“Ah, ha!” said the expert. “Have a cigar!”
Bean aimlessly accepted the proffer.
“Sit down and gas a while,” urged the expert genially. “Things looking up any over your way?”
“Oh, so-so, only,” said Bean. “But I can’t stop, thanks! Got to hurry back to see a man.”
“Drop in again any time,” said the expert. “We try to make this little den a home for our customers.”
“Thanks!” said Bean. “I’ll be sure to.”
“Ah ha, and ah ha!” said the expert to himself. “Now I wonder.”
On his way back to the office Bean suddenly discovered that he was chewing an unlighted cigar. He stopped to observe in a polished window its effect on his face. He rather liked it. He pulled the front of his hat down a bit and held the cigar at a confident angle. He thought it made him look forceful. He wished he might pass the purple-faced old gentleman—the whole Breede gang, for that matter—and chew the cigar at them.

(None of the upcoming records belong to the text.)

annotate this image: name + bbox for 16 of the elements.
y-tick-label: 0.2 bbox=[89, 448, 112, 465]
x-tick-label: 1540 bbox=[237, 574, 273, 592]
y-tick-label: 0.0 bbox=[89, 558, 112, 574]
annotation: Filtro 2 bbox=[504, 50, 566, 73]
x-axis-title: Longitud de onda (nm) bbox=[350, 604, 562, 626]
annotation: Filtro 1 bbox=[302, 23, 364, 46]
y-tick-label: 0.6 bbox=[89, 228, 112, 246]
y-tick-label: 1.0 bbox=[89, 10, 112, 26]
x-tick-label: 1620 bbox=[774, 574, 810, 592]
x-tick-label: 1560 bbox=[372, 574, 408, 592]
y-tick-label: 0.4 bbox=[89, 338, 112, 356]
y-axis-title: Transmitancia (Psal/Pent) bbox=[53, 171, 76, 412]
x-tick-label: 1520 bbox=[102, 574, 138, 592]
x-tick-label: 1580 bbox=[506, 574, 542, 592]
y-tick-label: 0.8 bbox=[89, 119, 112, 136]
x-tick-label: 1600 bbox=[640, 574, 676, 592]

“I’ll show them,” he muttered, over and around the impeding cigar. “I’ll show them they can’t keep me off that board. I knew what to do in a minute. Napoleon of Finance, eh? I’ll show them who’s who!”
He was back at his desk finishing the last of Breede’s letters for the day. Tully had not discovered his absence. He winked at Bulger to assure him that the worst interpretation could be put upon that absence. He wondered if anything else could happen before the day ended.
“Telephone for Boston Bean,” called the wag of an office boy.
This time he closed the double door of the booth, letting Bulger think what he pleased.
“I forgot to ask what you take, mornings,” pealed the flapper.
“Take—mornings?”
“For breakfast, silly! Because I think it’s best for you to take just eggs and toast; a little fruit of course; not all that meat and things.”
“Oh, yes, of course; eggs and—things. Never want much.”
“Well, all right, I just perfectly knew you’d see it that way. I’m making up lists. Tell me, do you like a panelled dining-room, you know, fumed oak, or something?”
“Only kind I’d ever have.”
“I knew you would. What are you doing all the time?”
“Oh, me? I’m getting things into shape. You see, I have an idea—”
“Don’t you buy the least little thing until I know. We want to be sure everything harmonizes and I’ve just perfectly got everything in my head the way it will be.”
“That’s right; that’s the only way.”
“You didn’t say anything about—you know—to poor old Pops, did you?”
“Why, no. I didn’t. You see he’s been pretty much thinking about other things all day, and I—”
“Well, that’s right. I was afraid you’d be just perfectly impatient. But you leave it all to me. I’ll manage. It’s the dearest joke! I may not tell them for two or three days. Every time I get alone I just perfectly giggle myself into spasms. Isn’t it the funniest?”